Perbaikan infrastruktur masih jadi pekerjaan rumah Pemkab Kotim untuk diselesaikan. Masyarakat pedalaman kerap berjibaku dengan kerusakan jalan karena tak ada pilihan.
HENY, Sampit | radarsampit.com
Sudah berbulan-bulan jalan poros di Desa Santilik, perbatasan Kelurahan Kuala Kuayan, Kecamatan Mentaya Hulu, Kabupaten Kotawaringin Timur mengalami kerusakan. Ruas tersebut sulit diakses masyarakat setempat.
”Sudah dua bulan lebih jalan poros di perbatasan Kuala Kuayan ke arah Desa Santilik rusak parah. Beberapa bulan lalu sudah pernah diperbaiki, karena kondisi cuaca hujan, jalan kembali rusak,” kata Muhamad Indra, Camat Mentaya Hulu saat dikonfirmasi Radar Sampit, Jumat (19/4/2024).
Seingatnya, pada 2022-2023 jalan poros mengarah ke Desa Tanjung Jariangau, Santilik, dan Satiung dilakukan pengaspalan oleh Pemprov Kalteng. Namun, pengaspalan hanya sebagian jalan poros.
”Saya tidak tahu status jalan ini milik jalan kabupaten atau provinsi. Namun, sekitar tahun 2022 atau 2023 saya kurang ingat persisnya, jalan sudah diaspal oleh provinsi, tapi hanya sebagian saja. Di dekat ujung aspal ini yang terjadi kerusakan,” katanya.
Kondisi jalan semakin parah karena kendaraan angkutan berat bermuatan tandan buah segar (TBS) yang memaksa melewati jalur tersebut, sehingga jalan bertambah rusak. Diperparah lagi cuaca hujan yang membuat jalan kian hancur lebur.
”Jalan poros ini lebih banyak diakses masyarakat yang menuju Kuala Kuayan, Santilik, Parenggean, dan sebaliknya. Jalan ini juga dilewati kendaraan angkutan berat bermuatan TBS hasil kebun masyarakat yang dikirim ke perusahaan,” katanya.
Sebelum Idulfitri 1445 Hijriah, ruas tersebut sempat lumpuh. Mengakibatkan sekitar 50-an truk tertahan hingga harus bermalam di titik yang rusak.
”Sebelum Lebaran, saya mengundang masyarakat setempat mengadakan pertemuan untuk bersama mengatasi permasalahan jalan rusak, sehingga jalan poros dapat diakses. Terutama saat arus mudik Lebaran,” kata Indra.
Dari pertemuan tersebut, masyarakat menyepakati untuk gotong royong memperbaiki jalan setelah kondisi cuaca cerah. Namun, karena masih sering hujan, disepakati membuka jalan alternatif di atas tanah milik masyarakat, tepat di samping jalan poros.
”Jalan poros yang rusak itu sekitar seratus meter, tetapi yang rusak parah sekitar 30-an meter. Perbaikan jalan menunggu cuaca memungkinkan, sehingga untuk sementara menggunakan tanah masyarakat yang sudah disepakati menjadi jalan alternatif,” katanya.

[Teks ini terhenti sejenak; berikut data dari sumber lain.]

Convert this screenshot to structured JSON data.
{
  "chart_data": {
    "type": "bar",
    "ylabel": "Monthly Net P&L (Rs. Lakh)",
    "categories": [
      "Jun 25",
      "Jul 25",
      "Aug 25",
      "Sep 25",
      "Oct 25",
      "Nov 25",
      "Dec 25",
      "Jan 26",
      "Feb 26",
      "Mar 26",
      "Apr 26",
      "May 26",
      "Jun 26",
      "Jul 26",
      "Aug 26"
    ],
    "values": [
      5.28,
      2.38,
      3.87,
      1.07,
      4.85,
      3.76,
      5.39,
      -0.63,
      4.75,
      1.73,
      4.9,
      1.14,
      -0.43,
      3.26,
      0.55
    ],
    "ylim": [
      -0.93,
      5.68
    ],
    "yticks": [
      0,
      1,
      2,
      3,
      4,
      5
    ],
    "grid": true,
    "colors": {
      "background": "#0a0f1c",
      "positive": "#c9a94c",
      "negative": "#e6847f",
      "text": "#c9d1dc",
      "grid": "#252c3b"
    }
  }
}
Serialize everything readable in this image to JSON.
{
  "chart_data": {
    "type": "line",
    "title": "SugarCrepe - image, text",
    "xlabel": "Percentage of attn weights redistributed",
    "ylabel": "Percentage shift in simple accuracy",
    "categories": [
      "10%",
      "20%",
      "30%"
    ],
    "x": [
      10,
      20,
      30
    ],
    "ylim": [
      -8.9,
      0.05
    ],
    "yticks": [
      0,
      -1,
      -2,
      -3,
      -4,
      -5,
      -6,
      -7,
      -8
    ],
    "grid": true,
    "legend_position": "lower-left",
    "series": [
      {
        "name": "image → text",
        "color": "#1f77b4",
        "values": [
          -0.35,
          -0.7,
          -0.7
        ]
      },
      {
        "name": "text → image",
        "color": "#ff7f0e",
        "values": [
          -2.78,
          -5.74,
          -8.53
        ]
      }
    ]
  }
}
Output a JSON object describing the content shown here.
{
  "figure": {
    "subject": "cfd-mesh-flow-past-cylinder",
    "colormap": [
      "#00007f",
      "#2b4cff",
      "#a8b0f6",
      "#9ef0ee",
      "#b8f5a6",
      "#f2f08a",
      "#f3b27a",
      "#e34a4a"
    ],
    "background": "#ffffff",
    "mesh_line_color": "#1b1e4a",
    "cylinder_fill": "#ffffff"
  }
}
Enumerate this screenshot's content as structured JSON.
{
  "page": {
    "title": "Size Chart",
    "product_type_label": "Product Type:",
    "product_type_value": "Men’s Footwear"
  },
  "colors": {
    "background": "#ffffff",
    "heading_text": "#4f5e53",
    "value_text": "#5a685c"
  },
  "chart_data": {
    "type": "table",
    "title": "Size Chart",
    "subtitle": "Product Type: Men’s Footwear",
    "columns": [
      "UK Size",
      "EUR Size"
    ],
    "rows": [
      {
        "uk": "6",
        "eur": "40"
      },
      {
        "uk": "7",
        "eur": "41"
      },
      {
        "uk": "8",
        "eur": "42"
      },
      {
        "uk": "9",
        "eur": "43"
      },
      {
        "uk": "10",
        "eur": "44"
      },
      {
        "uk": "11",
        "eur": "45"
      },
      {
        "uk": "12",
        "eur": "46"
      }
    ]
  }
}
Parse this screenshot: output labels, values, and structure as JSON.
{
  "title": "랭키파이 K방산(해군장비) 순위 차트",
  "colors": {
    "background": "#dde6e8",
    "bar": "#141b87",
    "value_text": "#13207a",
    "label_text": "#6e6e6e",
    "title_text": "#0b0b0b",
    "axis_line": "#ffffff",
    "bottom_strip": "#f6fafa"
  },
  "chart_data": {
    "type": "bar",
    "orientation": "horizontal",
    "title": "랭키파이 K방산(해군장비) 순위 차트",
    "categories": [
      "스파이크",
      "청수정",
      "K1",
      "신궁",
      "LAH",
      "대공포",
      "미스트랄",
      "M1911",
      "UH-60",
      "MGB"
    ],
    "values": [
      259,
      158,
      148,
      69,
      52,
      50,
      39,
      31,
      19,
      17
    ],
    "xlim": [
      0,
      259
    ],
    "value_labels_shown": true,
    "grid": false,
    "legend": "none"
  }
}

Guna mencegah terjadinya kerusakan jalan di atas tanah masyarakat, masyarakat setempat memasang portal dan memungut biaya sukarela yang mereka sebut infaq.
Hal itulah akhirnya ramai diperbincangkan warganet di media sosial. Pasalnya, motor yang melintas kabarnya dimintai Rp10 ribu dan mobil Rp25 ribu. ”Pemasangan portal itu sebenarnya untuk mencegah dan mengawasi agar kendaraan bermuatan TBS dilarang melewati jalan alternatif itu. Yang boleh masuk hanya kendaraan bermuatan sayur, motor, dan mobil. Terkait biaya masuk itu hanya diminta oleh pemilik tanah sebagai infaq sukarela, seperti layaknya jalan tol yang hasilnya juga diperuntukkan memperbaiki jalan,” jelas Indra.
Lebih lanjut Indra mengatakan, perbaikan jalan poros akan dikerjakan secara swadaya masyarakat. Dibantu beberapa perusahaan di kawasan tersebut, setelah kondisi cuaca cerah dan memungkinkan dilakukan perbaikan.
”Untuk sementara perbaikan dihentikan, karena beberapa hari ini hujan terus, perbaikan jalan tidak maksimal, sambil mempersiapkan material. Setelah cuaca memungkinkan, masyarakat sepakat membantu memperbaiki menggunakan bantuan alat berat ekskavator milik kecamatan dan milik pihak ketiga. Perusahaan juga nanti siap membantu mendatangkan alat berat untuk mempercepat perbaikan,” katanya.